Армии у нас уже давно нет, говорил мне генерал. Есть разбитая чашка, части которой никак не сложить, тем более что многих черепков давно не хватает. Из нее долго еще не напиться. А мы еще на что-то надеемся, что- то от нее требуем.
…А собранную по человечку — по офицеру, солдату неполную роту бывшей 131-й мотострелковой бригады не отвели на отдых, на психологическую реабилитацию в Майкоп, к семьям. Оставшихся в живых помыли в полевой бане, переодели в новые бушлаты и штаны, выдали им рождественские, двадцатидолларовые подарки от «Менатепа», которые сейчас ящиками, самолет за самолетом везут в Моздок Ил-76, принадлежащие МЧС, и начали переписывать, составлять списки для наград и отправки похоронок.
Лейтенант Лабзенко сказал мне, что им пообещали одно из двух: или оставят охранять северный аэродром Грозного, или опять пошлют в бой, мстить чеченцам за погибших товарищей. Он лично готов к любому повороту событий.

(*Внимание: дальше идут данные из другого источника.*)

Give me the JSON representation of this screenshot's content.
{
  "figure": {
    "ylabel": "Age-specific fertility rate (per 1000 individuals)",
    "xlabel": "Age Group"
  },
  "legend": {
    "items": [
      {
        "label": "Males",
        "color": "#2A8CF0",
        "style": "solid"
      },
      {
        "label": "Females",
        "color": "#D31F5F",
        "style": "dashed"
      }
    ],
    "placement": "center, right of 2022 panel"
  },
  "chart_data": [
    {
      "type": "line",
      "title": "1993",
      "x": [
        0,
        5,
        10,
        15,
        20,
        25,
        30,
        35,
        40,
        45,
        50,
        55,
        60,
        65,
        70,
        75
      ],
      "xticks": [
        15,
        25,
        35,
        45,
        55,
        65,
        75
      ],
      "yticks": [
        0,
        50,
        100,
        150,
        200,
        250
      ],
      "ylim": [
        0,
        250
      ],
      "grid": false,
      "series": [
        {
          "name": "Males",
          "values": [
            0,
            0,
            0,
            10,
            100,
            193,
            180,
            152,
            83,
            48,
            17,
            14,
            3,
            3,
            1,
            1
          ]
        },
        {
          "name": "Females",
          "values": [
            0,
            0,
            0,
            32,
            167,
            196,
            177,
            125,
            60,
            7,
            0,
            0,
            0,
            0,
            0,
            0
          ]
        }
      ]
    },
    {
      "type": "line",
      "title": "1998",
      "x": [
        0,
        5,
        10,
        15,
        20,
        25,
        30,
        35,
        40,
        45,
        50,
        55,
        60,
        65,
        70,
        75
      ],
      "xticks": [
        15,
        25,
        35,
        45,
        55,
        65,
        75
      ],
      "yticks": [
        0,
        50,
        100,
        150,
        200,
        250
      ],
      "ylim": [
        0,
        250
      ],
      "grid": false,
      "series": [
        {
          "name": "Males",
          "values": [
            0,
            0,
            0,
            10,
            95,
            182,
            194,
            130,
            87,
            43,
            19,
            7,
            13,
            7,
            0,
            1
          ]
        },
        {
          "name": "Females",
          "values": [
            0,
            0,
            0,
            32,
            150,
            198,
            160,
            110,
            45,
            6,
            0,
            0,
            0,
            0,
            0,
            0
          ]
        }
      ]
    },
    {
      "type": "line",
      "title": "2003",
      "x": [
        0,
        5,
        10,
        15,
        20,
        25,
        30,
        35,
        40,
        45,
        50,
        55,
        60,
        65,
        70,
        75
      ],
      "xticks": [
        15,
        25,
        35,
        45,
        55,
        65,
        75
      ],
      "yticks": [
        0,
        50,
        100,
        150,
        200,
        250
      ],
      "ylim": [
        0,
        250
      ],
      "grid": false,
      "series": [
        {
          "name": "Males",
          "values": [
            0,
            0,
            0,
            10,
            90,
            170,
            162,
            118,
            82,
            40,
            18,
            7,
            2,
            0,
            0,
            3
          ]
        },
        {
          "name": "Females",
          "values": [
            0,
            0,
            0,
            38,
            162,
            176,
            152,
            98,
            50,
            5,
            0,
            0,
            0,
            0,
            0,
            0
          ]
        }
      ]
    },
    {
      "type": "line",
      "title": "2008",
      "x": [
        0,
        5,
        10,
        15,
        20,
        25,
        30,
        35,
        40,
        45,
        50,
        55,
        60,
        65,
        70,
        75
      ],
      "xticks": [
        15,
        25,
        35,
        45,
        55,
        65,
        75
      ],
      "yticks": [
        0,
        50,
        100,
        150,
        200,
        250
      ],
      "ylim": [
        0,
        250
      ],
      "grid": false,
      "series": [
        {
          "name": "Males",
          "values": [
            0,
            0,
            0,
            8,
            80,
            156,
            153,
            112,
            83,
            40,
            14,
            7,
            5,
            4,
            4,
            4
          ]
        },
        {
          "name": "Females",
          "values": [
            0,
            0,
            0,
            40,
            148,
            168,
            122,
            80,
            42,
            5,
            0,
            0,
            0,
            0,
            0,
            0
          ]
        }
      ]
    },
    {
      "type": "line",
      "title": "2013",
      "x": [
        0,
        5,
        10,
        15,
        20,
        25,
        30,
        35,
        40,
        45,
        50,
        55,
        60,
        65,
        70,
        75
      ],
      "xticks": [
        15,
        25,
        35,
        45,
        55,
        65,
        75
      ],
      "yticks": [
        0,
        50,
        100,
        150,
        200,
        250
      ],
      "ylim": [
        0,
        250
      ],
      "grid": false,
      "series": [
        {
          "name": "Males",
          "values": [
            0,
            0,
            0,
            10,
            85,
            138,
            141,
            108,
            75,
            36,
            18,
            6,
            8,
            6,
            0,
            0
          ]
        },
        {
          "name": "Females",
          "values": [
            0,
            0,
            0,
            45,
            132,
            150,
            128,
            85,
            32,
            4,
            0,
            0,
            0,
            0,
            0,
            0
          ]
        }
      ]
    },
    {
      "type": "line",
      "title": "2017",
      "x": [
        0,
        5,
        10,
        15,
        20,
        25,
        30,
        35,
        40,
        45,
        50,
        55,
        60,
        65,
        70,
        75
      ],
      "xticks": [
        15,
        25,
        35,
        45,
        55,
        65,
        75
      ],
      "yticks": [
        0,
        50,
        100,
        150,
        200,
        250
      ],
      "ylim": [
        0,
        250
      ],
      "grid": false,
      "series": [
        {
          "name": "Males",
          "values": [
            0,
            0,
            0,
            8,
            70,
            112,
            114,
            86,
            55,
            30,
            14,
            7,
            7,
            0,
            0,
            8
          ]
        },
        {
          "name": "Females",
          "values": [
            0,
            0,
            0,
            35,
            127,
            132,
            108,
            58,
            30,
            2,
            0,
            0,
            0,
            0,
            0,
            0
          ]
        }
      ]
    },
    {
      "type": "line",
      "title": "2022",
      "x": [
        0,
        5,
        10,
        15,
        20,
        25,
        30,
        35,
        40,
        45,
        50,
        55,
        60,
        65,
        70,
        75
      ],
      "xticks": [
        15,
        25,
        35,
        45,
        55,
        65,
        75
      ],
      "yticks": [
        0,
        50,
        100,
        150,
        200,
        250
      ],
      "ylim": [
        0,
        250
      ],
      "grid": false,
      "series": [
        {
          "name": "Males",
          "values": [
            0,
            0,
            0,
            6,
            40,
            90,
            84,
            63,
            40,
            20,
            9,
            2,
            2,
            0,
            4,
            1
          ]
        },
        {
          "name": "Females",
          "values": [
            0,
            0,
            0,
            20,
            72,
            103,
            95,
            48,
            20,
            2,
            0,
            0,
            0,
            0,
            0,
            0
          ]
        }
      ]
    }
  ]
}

В городе у Александра живет на частной квартире жена и маленькая дочка. Лейтенанту Лабзенко очень повезло: он заплатил за жилье за год вперед по 50 тысяч в месяц, и теперь их никто без него не выбросит на улицу до срока. А его бесквартирные товарищи платят сейчас уже по 100-150 тысяч, и что будет с семьями погибших, никто не знает.
За участие в боевых действиях на территории Чечни Генеральный штаб распорядился платить офицерам и солдатам по два месячных оклада. Лабзенко получает сейчас вместе с пайком 340 тысяч. Наводчик его ЗСУ «Тунгуска» рядовой Алексей Аверин, который тоже, на счастье, выбрался из того адского новогоднего котла живым и невредимым, — 10 тысяч рублей.
Но это, конечно, не цена их жизней, а цена государственного отношения к брошенным в бой на расстрел и забытым под смертельным огнем.
Балканский дневник
Июньский марш-бросок двухсот российских десантников из Боснии на главный Косовский аэродром Слатину стал одной из самых больших сенсаций 1999 года. Некоторые политики назвали его авантюрой, поставившей мир на грань новой войны. Другие увидели в нем попытку России напомнить ведущим государствам планеты, что они рано списали ее из исторического процесса — ни один серьезный вопрос на Земле не может решаться без участия Москвы. Тем более такой, как проведение миротворческой операции на Балканах.
А третьи назвали ту июньскую ночь — новым триумфом российской армии, которая еще и еще раз доказала всем сомневающимся: нет таких задач, которые не смогли бы решить наши солдаты и офицеры. Об этом должны знать и на Потомаке, и на Одере, на Сене и Темзе, да и в других столицах мира.